The best fenders and doors came from the older car and were repainted. Assembling the diesel model I discovered that the radiator was mounted half an inch further forward and the bonnet came up short. Who knew? Pieces had to be juggled. Road tests disclosed that the mechanical brake adjustment was incredibly sensitive to balance, as I did a quick 360-degree spin on a wet road.
Living further out of town revealed a problem in commuting. My cab was flat out at 60 mph, at which point the engine was roaring, and I was cramped in my single-seat cabin with no heater. At least I had a side window; pre-WWII cabs did not, in case the driver dozed off. An additional problem emerged. I could carry five people in the back, but I couldn’t hear a word they said, nor they me, even with the sliding glass division open.

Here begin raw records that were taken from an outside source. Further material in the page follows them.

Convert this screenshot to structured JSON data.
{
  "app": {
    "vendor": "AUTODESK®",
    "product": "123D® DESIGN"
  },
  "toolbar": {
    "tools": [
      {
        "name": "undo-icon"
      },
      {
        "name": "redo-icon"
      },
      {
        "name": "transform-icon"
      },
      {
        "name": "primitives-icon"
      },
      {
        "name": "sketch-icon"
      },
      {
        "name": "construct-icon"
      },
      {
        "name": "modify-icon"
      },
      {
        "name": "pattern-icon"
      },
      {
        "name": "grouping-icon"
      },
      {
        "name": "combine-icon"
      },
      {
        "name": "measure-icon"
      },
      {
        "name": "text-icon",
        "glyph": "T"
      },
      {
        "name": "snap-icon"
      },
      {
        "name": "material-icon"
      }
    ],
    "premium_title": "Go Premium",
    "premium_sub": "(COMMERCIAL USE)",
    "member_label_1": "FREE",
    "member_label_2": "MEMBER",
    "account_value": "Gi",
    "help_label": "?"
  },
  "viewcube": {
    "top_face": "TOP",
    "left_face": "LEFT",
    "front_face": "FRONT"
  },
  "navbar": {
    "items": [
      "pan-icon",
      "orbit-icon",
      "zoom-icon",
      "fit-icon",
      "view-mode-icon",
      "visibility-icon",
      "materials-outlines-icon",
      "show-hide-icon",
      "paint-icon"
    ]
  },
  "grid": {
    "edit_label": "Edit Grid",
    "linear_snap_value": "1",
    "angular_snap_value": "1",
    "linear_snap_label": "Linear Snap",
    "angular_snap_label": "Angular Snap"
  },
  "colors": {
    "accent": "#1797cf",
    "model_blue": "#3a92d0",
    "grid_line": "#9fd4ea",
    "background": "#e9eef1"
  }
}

It was worse than being a chauffeur with a speaking tube, and I was reminded that London taxis had smoked rear windows and no interior mirror until 1960. The passengers were none of my business.
About this time, life intervened, and I got divorced. It’s amazing what you can fit in the back of a London cab; even my Siamese kitten, Sinclair, who tolerated me for the next 16 years. A friend stored my parts car and I drove my noisy diesel for about three years, as fuel prices started to climb. Eventually, driving by myself with no heater wasn’t fun anymore, and I sold both cars to George, another eccentric collector.
I ran into George at a swap meet about a year later and asked what he’d done with the taxis. “The parts car was turned into a drag racer, and the diesel cab I sold to a Buddhist monk in Tokyo,” he reported. “The monk didn’t have very good English, or a good sense of time zones, because a few months ago, I got a phone call at 4 a.m. ‘Need gasket set and pistons, engine blew up,’” he said.
One aspect of #271 lingers. The atmosphere in that cab was haunting: the unmistakable smell of leather, the period advertisements and rate tables. If you ever sit in the pitch-black bomb shelter in the Imperial War Museum Blitz Exhibit, you are surrounded by the voices of actors as people who were there. That old taxi was crowded with thousands of people who had hailed it. They went to work, to the railway station, to dinner, the theatre, to parties, to weddings, to hospital to have babies, to assignations, to divorce court and to funerals.
How can you put a price on all that history?